Before I lay out the question, here’s the information concerning my data:
Table Name: dbo.DecodedCSVMessages_Staging
Columns: MMSI, Message_ID, Time, Vessel_Name, Ship_Type, IMO, Dimension_to_Bow, Dimension_to_stern, Dimension_to_port, Dimension_to_starboard, Draught, Longitude, Latitude
I need to create a New Table. This following is what I need in the table:
I am interested in all this data, but I only need Message_ID’s that are 1 or 3. ** Problem is, Message_ID’s 1 and 3 **lack the following: (Which is only available with Message_ID's 5.)
Vessel_Name, Ship_Type, IMO,
Dimension_to_Bow,
Dimension_to_stern,
Dimension_to_port,
Dimension_to_starboard,
Draught
For Message_ID’s 1 and 3, those columns are marked NULL. All they have is
Longitude,
Latitude,
Time,
MMSI
(which are all marked NULL for Message_ID's equaling 5)
MMSI is the primary key in this instance. Message_ID’s 1, 3 and 5 will all have MMSI numbers that represent a given ship. These MMSI’s though are reoccurring as each ship sends out multiple Message’s of type 1, 3 and 5. So say we have an MMSI of 210293000, This number will be alongside several Message_ID’s different types. So what I need to do is grab all the Message_ID’s that are 1 and 3 and append the information from the Message_ID’s that are 5 to the1’s and 3’s. So in that, the columns are no longer NULL.
Last but not least, I have to select only Message_ID 1’s and 3’s that fall within the following:
Where Latitude > 55 and Latitude <85 and Longitude > 50 and Longitude < 141;
Example of how a few columns look:
MMSI/ Message_ID /Time/Ship_type/Vessel_Name/Latitude/Longitude
21029300, 3, 2012-06-01, NULL, NULL, 56.528003, 85.233443
21029300, 5, 2012-07-01, 70, RIO_CUBAL, NULL, NULL
2109300, 1, 2012-08-01, NULL, NULL, 57.432345, 131.123343
2109300, 1, 2012-09-01, NULL, NULL, 62.432345, 121.123343
2109300, 1, 2012-09-02, NULL, NULL, 65.432345, 140.123343
21029300, 5, 2012-08-01, 70, RIO_CUBAL, NULL, NULL
The end result would be as follows from this data:
21029300, 3, 2012-06-01, 70, RIO_CUBAL, 56.528003, 85.233443
2109300, 1, 2012-08-01, 70, RIO_CUBAL, 57.432345, 131.123343
2109300, 1, 2012-09-01, 70, RIO_CUBAL, 62.432345, 121.123343
2109300, 1, 2012-09-02, 70, RIO_CUBAL, 65.432345, 140.123343
Thanks!
In a single transaction, create the new table, use INSERT INTO ... SELECT ...

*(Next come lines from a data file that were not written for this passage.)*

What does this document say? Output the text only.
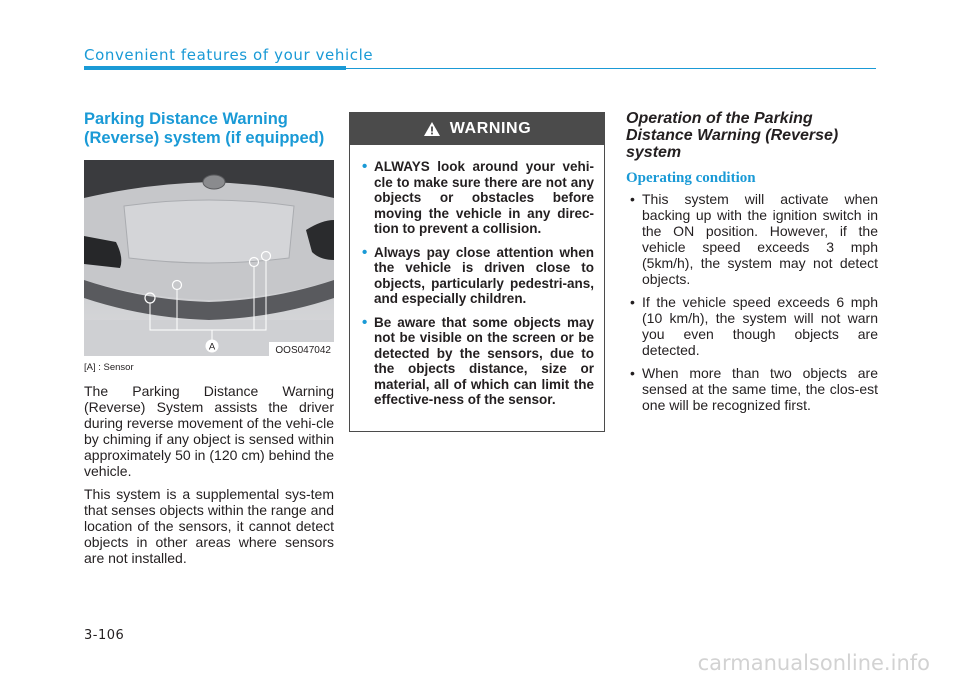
Convenient features of your vehicle
Parking Distance Warning (Reverse) system (if equipped)
A	OOS047042
[A] : Sensor

The Parking Distance Warning (Reverse) System assists the driver during reverse movement of the vehi-cle by chiming if any object is sensed within approximately 50 in (120 cm) behind the vehicle.

This system is a supplemental sys-tem that senses objects within the range and location of the sensors, it cannot detect objects in other areas where sensors are not installed.

WARNING
• ALWAYS look around your vehi-cle to make sure there are not any objects or obstacles before moving the vehicle in any direc-tion to prevent a collision.
• Always pay close attention when the vehicle is driven close to objects, particularly pedestri-ans, and especially children.
• Be aware that some objects may not be visible on the screen or be detected by the sensors, due to the objects distance, size or material, all of which can limit the effective-ness of the sensor.
Operation of the Parking Distance Warning (Reverse) system
Operating condition
• This system will activate when backing up with the ignition switch in the ON position. However, if the vehicle speed exceeds 3 mph (5km/h), the system may not detect objects.
• If the vehicle speed exceeds 6 mph (10 km/h), the system will not warn you even though objects are detected.
• When more than two objects are sensed at the same time, the clos-est one will be recognized first.
3-106
carmanualsonline.info
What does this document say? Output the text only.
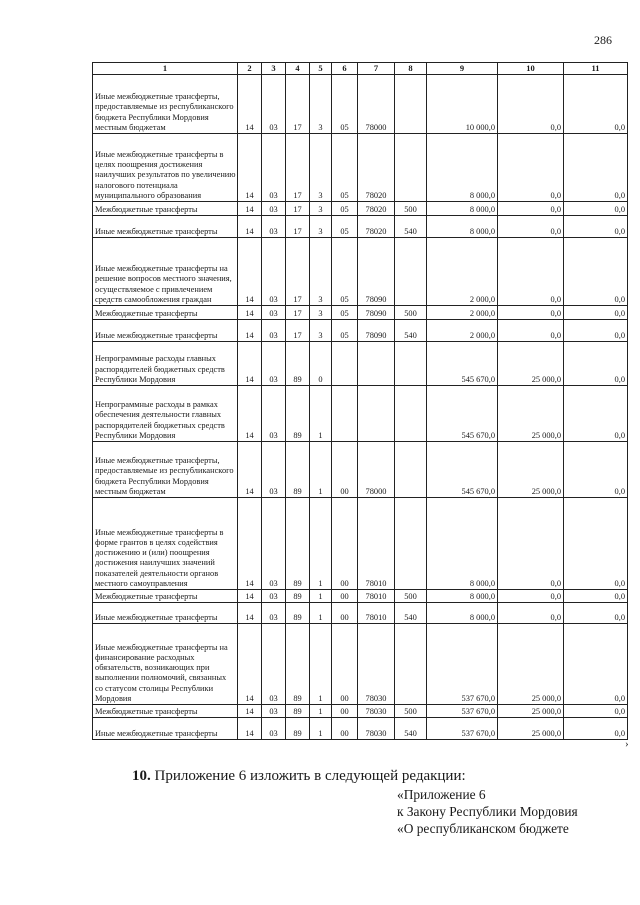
286
1	2	3	4	5	6	7	8	9	10	11
Иные межбюджетные трансферты, предоставляемые из республиканского бюджета Республики Мордовия местным бюджетам	14	03	17	3	05	78000		10 000,0	0,0	0,0
Иные межбюджетные трансферты в целях поощрения достижения наилучших результатов по увеличению налогового потенциала муниципального образования	14	03	17	3	05	78020		8 000,0	0,0	0,0
Межбюджетные трансферты	14	03	17	3	05	78020	500	8 000,0	0,0	0,0
Иные межбюджетные трансферты	14	03	17	3	05	78020	540	8 000,0	0,0	0,0
Иные межбюджетные трансферты на решение вопросов местного значения, осуществляемое с привлечением средств самообложения граждан	14	03	17	3	05	78090		2 000,0	0,0	0,0
Межбюджетные трансферты	14	03	17	3	05	78090	500	2 000,0	0,0	0,0
Иные межбюджетные трансферты	14	03	17	3	05	78090	540	2 000,0	0,0	0,0
Непрограммные расходы главных распорядителей бюджетных средств Республики Мордовия	14	03	89	0				545 670,0	25 000,0	0,0
Непрограммные расходы в рамках обеспечения деятельности главных распорядителей бюджетных средств Республики Мордовия	14	03	89	1				545 670,0	25 000,0	0,0
Иные межбюджетные трансферты, предоставляемые из республиканского бюджета Республики Мордовия местным бюджетам	14	03	89	1	00	78000		545 670,0	25 000,0	0,0
Иные межбюджетные трансферты в форме грантов в целях содействия достижению и (или) поощрения достижения наилучших значений показателей деятельности органов местного самоуправления	14	03	89	1	00	78010		8 000,0	0,0	0,0
Межбюджетные трансферты	14	03	89	1	00	78010	500	8 000,0	0,0	0,0
Иные межбюджетные трансферты	14	03	89	1	00	78010	540	8 000,0	0,0	0,0
Иные межбюджетные трансферты на финансирование расходных обязательств, возникающих при выполнении полномочий, связанных со статусом столицы Республики Мордовия	14	03	89	1	00	78030		537 670,0	25 000,0	0,0
Межбюджетные трансферты	14	03	89	1	00	78030	500	537 670,0	25 000,0	0,0
Иные межбюджетные трансферты	14	03	89	1	00	78030	540	537 670,0	25 000,0	0,0
›
10. Приложение 6 изложить в следующей редакции:
«Приложение 6
к Закону Республики Мордовия
«О республиканском бюджете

to transfer the data from DecodedCSVMessages_Staging
into the new table, then DELETE FROM ...
to delete the old data from DecodedCSVMessages_Staging
.
Taking into account all the information from the comments section (especially about the one-time-thing note) you can try the following SQL statement. This will, however, only work if the relevant data of the "type 5" messages really is consistent as you stated!
SELECT Messages.MMSI
,Messages.Message_ID
,Messages.TIME
,Type5Messages.Vessel_Name
,Type5Messages.Ship_Type
,Type5Messages.IMO
,Type5Messages.Dimension_to_Bow
,Type5Messages.Dimension_to_stern
,Type5Messages.Dimension_to_port
,Type5Messages.Dimension_to_starboard
,Type5Messages.Draught
,Messages.Longitude
,Messages.Latitude
INTO [DataBaseName].[dbo].[YourNewTableName]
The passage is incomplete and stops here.